Celebrate yourself more often. Here’s why.

We are so hard on ourselves.

Photo by Sydney Rae.

I realise this every time I talk to my friends, connect with strangers and oftentimes when the voice in my head is conducting yet another assessment of my progress. Our obsession with the ‘next thing’ is the thief that’s shifting our attention from focusing on the here and now. I grew up being a very ambitious child. I always wanted more for myself and expected myself to do more. I was to always stand out, I promised myself in the face of being ‘other’ and the homophobic comments and treatment that seemed to declare my status a secondary human.

Like many, academic excellence became my claim to being a first-class and thus a legitimate human being. The constant desire to ‘do more in order to be more’ unfortunately meant I was never enough. Nothing I did was ever enough because there is always the next thing to do. The thing is, I read a lot of motivational books that made it okay to never be enough after all ‘not being enough’ is the reason we are constantly pushing ourselves to be better.
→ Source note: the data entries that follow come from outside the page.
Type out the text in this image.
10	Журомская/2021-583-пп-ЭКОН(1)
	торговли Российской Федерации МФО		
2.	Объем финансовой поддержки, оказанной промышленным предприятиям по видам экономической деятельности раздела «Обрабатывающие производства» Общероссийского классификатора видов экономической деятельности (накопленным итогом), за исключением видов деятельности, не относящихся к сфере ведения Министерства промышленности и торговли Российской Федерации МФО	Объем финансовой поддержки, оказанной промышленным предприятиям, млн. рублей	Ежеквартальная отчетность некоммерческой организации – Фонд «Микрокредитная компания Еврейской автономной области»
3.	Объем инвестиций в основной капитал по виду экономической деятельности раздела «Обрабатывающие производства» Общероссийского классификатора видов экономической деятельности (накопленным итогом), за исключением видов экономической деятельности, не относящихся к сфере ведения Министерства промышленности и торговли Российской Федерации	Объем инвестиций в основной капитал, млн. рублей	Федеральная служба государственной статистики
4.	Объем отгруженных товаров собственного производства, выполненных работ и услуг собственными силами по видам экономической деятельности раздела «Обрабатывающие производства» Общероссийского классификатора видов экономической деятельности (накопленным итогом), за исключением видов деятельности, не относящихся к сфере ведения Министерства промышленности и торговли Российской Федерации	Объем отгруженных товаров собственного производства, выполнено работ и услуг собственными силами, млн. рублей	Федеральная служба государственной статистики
However, the struggles of being an adult have shown me that life is tough enough without needing any help from me, particularly being a black gay man trying to find his place in this world that’s constantly reminding me of how out place I am. I am learning daily that it is not necessary for me to add any salt to the inflicting that life can be. In an effort to live a joyful and meaningful life, I am learning the importance of celebrating the smallest milestones in our evolving lives and the moving through the world knowing that we are inherently good, accolades or not.

It hasn’t been tradition in my life to give myself a decent pat on the back for having made progress, for taking that first step and oftentimes achieving that goal. Every time a part of me is inclined to celebrate the smallest milestone, I find myself shying away from celebrating for fear that I’ll be complacent with a small milestone and think that I’ve made it and never achieve anything bigger. In my efforts to be kinder to myself over the years, I have that nothing could be further from the truth. Celebrating the smallest milestones gives me the confidence and courage to keep ploughing ahead in the face of life’s challenges.

The more I think of myself as being enough, as being inherently good and deserving of a good life regardless of my accolades, the less fearful I am to dream and set goals. The danger with the idea that you have to ‘do more in order to be more’ is that your personhood becomes dependent on accolades and that pressure can be soul crushing. I am learning to operate from a place of being enough and operating with the knowledge that I matter regardless.

So here’s to celebrating the milestones that have led to where we are now. If it’s not the most idea place, it’s almost always better than some point in your life and that’s still worth celebrating. More and more, I am becoming comfortable with the idea that I can do more without having to break myself down first. I am learning to build my personhood on the foundation that I am good and that it can only get better from here. Not the other way around.

All of this to say to you, celebrate yourself more. Celebrate the evolution of who you are, who have been and who you are becoming. The uniqueness of your story is nothing to be taken for granted. Celebrate your progress, however small, more than you point out your shortcomings. No one is all evil. Find that glimmer of light in you and let yourself lean towards it. Do things that make you happy and go out of your way to be grateful for the smallest things. Instead of being passive agents in the progression of our lives, how about we learn, with each day, to see ourselves as active agents who are co-creating a unique force of nature that is me along with the universe that has aligned stars and people in ways that are beyond our knowledge and control. I am grateful for who I am becoming and am excited to participate in that process.